La Farnesina, sulla fuga degli italiani dal Paese in guerra, ha minimizzato, sostenendo che non si è trattato di una vera e propria evacuazione di cittadini ma di una semplice operazione di alleggerimento. I ministri della Difesa e degli esteri ,  in merito alle minacce di invasione,  hanno dichiarato che l’Italia sarebbe pronta a guidare una coalizione di paese europei e nordafricani per fermare l’avanzata del Califfato.

In ogni caso,al di la di queste reazioni, bisogna prendere atto della strategia con cui si muove lo Stato islamico: prima si infiltra gradualmente nei territori che vuole occupare, senza destare troppa attenzione, come è successo di recente in Libia,  poi avanza , uccide e travolge ogni   resistenza, portando avanti il suo ambizioso progetto di espansione verso l’occidente. Il peggioramento della situazione richiede naturalmente una maggiore assunzione di responsabilità non solo da parte del nostro Paese ma anche da parte dell’Europa unita e dell’ONU.

Fatte queste premesse, vediamo ora cosa bisognerebbe fare in Italia a  livello politico, diplomatico e militare. Prima di tutto esplorare celermente la via diplomatica, nel senso di mettere d’accordo i due governi libici che si contendono il controllo del territorio in modo che si uniscano nella lotta comune contro le forze del Califfato. Questo tentativo tuttavia, pur necessario, richiederebbe tempi  troppo lunghi per la situazione di emergenza che stiamo per vivere. 

Nel contempo, occorrerà rivolgersi immediatamente al Consiglio di sicurezza dell’ONU, come ha fatto l’Egitto, e all’Unione Europea, anche se purtroppo sembra molto lenta nel prendere delle decisioni,  riferendo altresì la situazione in Parlamento al fine di ottenere il mandato per un’ azione militare da condurre in seno ad un’adeguata coalizione di stati.

Del resto, il nostro Paese non può rinunciare a svolgere un ruolo di primo piano nel mar Mediterraneo e non può permettersi di attendere oltre, per reagire alle minacce jihaidiste.
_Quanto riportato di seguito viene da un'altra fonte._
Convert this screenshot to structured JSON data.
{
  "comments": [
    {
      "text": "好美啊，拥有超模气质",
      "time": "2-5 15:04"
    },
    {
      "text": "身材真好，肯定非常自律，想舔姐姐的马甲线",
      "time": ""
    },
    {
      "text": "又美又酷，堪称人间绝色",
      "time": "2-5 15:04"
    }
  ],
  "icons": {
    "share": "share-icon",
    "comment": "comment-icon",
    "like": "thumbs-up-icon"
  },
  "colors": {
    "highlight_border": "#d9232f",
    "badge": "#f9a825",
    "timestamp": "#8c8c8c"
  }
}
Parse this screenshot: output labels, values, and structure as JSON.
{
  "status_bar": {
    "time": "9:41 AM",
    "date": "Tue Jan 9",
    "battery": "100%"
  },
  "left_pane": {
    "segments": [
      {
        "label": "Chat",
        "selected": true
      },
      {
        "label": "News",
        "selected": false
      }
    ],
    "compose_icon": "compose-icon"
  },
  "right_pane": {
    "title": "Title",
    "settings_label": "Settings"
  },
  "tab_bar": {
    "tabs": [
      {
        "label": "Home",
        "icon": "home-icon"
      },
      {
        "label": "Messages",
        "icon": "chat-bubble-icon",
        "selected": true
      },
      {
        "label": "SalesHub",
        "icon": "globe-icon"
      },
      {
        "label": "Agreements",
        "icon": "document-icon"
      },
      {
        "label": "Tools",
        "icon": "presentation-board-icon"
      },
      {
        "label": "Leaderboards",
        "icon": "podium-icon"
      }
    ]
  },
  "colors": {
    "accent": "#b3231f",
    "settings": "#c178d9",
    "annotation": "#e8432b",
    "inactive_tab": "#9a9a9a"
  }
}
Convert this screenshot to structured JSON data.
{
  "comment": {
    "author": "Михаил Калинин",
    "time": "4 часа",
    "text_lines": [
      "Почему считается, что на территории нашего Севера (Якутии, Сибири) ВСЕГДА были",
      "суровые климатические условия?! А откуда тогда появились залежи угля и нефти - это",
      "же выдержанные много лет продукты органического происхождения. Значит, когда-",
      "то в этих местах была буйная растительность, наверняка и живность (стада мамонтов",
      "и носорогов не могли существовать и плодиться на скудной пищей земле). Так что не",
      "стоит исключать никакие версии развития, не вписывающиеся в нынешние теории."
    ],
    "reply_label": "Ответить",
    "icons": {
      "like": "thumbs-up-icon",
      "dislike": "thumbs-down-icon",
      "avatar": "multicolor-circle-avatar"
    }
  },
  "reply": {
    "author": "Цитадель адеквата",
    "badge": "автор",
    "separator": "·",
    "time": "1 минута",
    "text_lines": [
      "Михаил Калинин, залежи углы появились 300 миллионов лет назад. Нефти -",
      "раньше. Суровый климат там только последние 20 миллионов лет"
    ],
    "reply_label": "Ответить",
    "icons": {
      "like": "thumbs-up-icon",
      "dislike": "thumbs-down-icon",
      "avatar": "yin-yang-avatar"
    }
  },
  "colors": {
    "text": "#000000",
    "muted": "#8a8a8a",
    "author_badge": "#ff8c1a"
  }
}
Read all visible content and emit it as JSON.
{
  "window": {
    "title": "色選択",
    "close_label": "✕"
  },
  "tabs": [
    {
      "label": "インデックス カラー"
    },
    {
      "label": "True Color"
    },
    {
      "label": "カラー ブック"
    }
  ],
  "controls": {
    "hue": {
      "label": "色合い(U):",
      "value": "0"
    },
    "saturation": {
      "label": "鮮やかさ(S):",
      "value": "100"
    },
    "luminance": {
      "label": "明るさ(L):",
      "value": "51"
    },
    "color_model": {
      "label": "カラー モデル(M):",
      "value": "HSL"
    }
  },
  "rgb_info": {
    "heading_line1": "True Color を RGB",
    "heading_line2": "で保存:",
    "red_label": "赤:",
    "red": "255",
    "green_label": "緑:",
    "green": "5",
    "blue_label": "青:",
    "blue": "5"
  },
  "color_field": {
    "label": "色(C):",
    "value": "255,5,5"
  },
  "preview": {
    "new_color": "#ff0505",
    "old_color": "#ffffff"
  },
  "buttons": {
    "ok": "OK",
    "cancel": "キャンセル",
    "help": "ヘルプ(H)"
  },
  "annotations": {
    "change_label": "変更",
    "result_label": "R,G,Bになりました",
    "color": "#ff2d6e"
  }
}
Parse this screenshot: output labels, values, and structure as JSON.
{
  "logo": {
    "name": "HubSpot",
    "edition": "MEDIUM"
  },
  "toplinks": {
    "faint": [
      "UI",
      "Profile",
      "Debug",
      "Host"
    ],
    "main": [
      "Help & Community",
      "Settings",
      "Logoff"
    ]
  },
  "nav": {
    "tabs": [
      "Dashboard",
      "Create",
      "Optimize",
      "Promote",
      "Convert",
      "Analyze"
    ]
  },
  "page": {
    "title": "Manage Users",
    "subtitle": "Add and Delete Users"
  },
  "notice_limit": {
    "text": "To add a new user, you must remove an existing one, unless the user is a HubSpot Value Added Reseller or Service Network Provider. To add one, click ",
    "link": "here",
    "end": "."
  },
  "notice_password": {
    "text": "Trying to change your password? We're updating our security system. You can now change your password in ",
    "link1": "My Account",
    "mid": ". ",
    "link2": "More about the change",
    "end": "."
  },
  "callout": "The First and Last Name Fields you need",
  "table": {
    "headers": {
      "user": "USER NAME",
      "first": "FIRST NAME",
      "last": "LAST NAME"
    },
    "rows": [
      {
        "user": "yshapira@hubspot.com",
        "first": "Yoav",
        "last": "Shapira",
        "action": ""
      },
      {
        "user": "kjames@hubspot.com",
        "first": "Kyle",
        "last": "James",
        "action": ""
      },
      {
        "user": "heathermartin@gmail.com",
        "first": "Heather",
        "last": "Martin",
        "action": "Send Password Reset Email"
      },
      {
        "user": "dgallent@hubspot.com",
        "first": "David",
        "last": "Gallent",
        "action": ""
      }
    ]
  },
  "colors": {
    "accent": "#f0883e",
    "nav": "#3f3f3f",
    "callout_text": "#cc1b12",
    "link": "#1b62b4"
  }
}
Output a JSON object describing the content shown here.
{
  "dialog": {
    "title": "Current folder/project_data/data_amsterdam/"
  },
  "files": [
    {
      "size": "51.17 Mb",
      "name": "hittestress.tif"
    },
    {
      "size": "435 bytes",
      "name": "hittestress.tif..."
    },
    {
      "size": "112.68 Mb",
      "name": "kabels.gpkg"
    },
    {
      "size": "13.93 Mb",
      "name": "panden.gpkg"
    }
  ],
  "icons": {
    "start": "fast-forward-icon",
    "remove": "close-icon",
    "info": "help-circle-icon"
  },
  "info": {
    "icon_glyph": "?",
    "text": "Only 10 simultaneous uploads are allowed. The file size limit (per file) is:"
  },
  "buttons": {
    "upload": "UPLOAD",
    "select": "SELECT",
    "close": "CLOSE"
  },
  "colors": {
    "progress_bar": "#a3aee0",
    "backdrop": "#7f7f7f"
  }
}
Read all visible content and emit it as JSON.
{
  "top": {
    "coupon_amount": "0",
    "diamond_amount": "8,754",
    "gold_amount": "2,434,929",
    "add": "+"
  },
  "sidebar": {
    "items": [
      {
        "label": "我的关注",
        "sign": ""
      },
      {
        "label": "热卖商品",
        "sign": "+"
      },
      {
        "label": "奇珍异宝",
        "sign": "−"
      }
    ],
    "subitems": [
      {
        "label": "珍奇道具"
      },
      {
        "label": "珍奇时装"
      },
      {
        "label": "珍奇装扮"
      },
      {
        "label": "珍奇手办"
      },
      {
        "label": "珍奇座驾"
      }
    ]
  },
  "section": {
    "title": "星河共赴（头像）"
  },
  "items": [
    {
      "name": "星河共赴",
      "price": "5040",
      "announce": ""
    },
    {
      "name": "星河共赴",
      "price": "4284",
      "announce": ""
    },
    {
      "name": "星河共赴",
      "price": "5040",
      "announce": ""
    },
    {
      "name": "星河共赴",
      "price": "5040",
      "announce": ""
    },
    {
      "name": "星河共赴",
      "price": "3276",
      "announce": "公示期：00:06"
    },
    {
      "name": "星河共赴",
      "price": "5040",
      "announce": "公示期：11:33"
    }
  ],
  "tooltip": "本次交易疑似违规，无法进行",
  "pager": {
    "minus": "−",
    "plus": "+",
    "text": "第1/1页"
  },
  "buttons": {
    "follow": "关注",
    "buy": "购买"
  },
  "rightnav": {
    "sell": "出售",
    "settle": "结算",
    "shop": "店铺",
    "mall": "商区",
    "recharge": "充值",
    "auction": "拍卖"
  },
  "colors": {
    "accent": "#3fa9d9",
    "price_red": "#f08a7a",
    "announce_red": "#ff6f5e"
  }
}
C’è poi da considerare la circostanza, abbondantemente confermata, che il caos e la violenza che dilagano in Libia favoriscono in maniera impressionante il fiorente traffico di esseri umani: pensate che solo nella giornata di ieri sono stati avvistati ben  11 barconi di migranti con 2100 persone a bordo e che una nostra motovedetta è stata affiancata e minacciata da  una imbarcazione non meglio identificata.

Mi si perdoni infine questa ulteriore ultima considerazione: ogni decisione che sarà presa, sarà comunque una decisione tardiva. Purtroppo, in Europa le istituzioni si accorgono del pericolo con molto ritardo.